RR: Como o setor privado deve aparecer na discussão da saúde no Brasil?

 

GC: Eu acho que a relação de parceria que deve ser ampliada. Por exemplo, pode contribuir de forma importante na melhoria da gestão de saúde como as experiências das organizações sociais têm mostrado. Diversas Instituições com boas práticas e processos em saúde têm ajudado o Estado a fazer a gestão de unidades. Uma das grandes dificuldades do país é a qualificação de recursos humanos, em saúde. Isso é crítico, e o setor privado pode ajudar a qualificar profissionais. Com as indústrias, pode-se estabelecer parcerias, por exemplo, de medicamentos que forem considerados essenciais para a incorporação no SUS. Nós sabemos das dificuldade do Estado em absorver novos custos ou em ampliar esse acesso para negociação, permitindo que esses medicamentos possam chegar com custos controlados. Um medicamento que é judicializado chega a custar 10 vezes mais do que se fosse comprado pelo Estado dentro de uma licitação normal.

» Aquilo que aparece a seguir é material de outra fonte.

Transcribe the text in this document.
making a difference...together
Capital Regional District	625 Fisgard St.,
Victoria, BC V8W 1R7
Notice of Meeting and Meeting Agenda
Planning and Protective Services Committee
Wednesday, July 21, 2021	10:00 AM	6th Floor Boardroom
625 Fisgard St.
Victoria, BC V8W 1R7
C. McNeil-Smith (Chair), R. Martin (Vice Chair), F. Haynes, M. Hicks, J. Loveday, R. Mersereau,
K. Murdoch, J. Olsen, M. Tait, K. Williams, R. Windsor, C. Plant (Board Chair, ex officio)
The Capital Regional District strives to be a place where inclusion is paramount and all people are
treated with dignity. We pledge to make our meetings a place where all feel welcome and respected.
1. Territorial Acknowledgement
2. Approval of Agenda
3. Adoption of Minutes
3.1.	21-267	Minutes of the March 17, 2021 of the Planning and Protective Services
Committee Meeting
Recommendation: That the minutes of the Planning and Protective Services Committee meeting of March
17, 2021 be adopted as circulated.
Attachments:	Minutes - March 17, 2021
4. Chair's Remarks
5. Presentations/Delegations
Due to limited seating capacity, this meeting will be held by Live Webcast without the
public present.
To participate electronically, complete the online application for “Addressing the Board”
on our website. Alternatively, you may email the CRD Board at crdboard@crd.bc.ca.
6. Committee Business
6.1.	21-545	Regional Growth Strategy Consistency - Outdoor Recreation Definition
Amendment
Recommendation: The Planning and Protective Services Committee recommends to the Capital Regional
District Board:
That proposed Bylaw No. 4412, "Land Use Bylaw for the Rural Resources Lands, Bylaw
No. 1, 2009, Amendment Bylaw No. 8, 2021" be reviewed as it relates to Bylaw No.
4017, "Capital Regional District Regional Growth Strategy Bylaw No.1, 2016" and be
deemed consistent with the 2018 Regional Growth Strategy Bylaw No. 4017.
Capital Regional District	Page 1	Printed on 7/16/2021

Nós poderíamos com estas parcerias, com indústrias, hospitais, gestão e qualificação de recursos humanos, melhorar muito a eficiência, reduzir o custo e fazer com que os recursos de saúde tivessem um destino muito mais adequado.

 

RR: É possível pensar em atuações para o setor privado de modo que consiga aliviar ou minorar pressões sobre o sistema público de saúde em algumas áreas?

 

GC: O setor privado tem que realmente agir complementando as ações do setor público. As experiências dos Ambulatórios Médicos de Especialidades (AMES), no Estado de São Paulo, são um exemplo. Quando se percebeu que um dos gargalos do atendimento era o especialista, foram criadas os AMES regionais, com o objetivo de fazer com que se criassem entre os hospitais de alta complexidade do Estado e as prefeituras que não tinham como financiar especialistas estruturas onde os especialistas pudessem melhorar esse gargalo. A gestão dos AMES, até pela impossibilidade de contratar médicos pelo estado em larga escala, foi entregue a organizações sociais. Devo dizer que com os AMES, que hoje devem ser por volta de 50 no Estado, o atendimento melhorou. Resolveu? Não. Talvez a distribuição regional desses AMES ainda não esteja completa por falta de recursos. São financiados totalmente pelo Estado. Enfim, esse é um caso de uma colaboração entre o setor público com privado.

 

RR: O SUS deve ser um propulsor para o setor privado se constituir como uma peça importante do desenvolvimento nacional?

 

GC: Isso é essencial. Se o SUS não utilizar o setor privado para resolver os grandes problemas de acesso da população, em muitas regiões o paciente vai continuar sendo mal atendido. Nós temos que caminhar numa fusão desses dois sistemas onde possa haver um interesse comum: como atender adequadamente a população.

É claro que alguns pacientes vão poder ser atendidos numa determinada rede e outros pacientes em outra rede e algumas desigualdades existirão, porque, infelizmente, nós não conseguiremos chegar em um sistema ideal, pelo menos a médio prazo. Mas essa colaboração pode ajudar a diminuir essas desigualdades e aumentar a eficiência do setor. Mas que essa aproximação aconteça sem preconceitos.

Com o envelhecimento da população, dentro do modelo atual, boa parte população idosa quando se aposentar perderá o seguro privado e vai ter que ser atendida pelo setor público. Não podemos ter uma população idosa desassistida por falta de um plano de saúde, mas o setor público vai ficar ainda mais sobrecarregado do que já está. Isso não é problema do setor privado ou do setor público, é um problema do país. É uma realidade que todos nós vamos enfrentar. Nós já vemos um caos na saúde agora, imagina daqui a 20 anos, 30 anos quando a inversão da nossa pirâmide etária populacional será um fato. É fundamental que exista uma negociação entre setor público e setor privado sem preconceitos.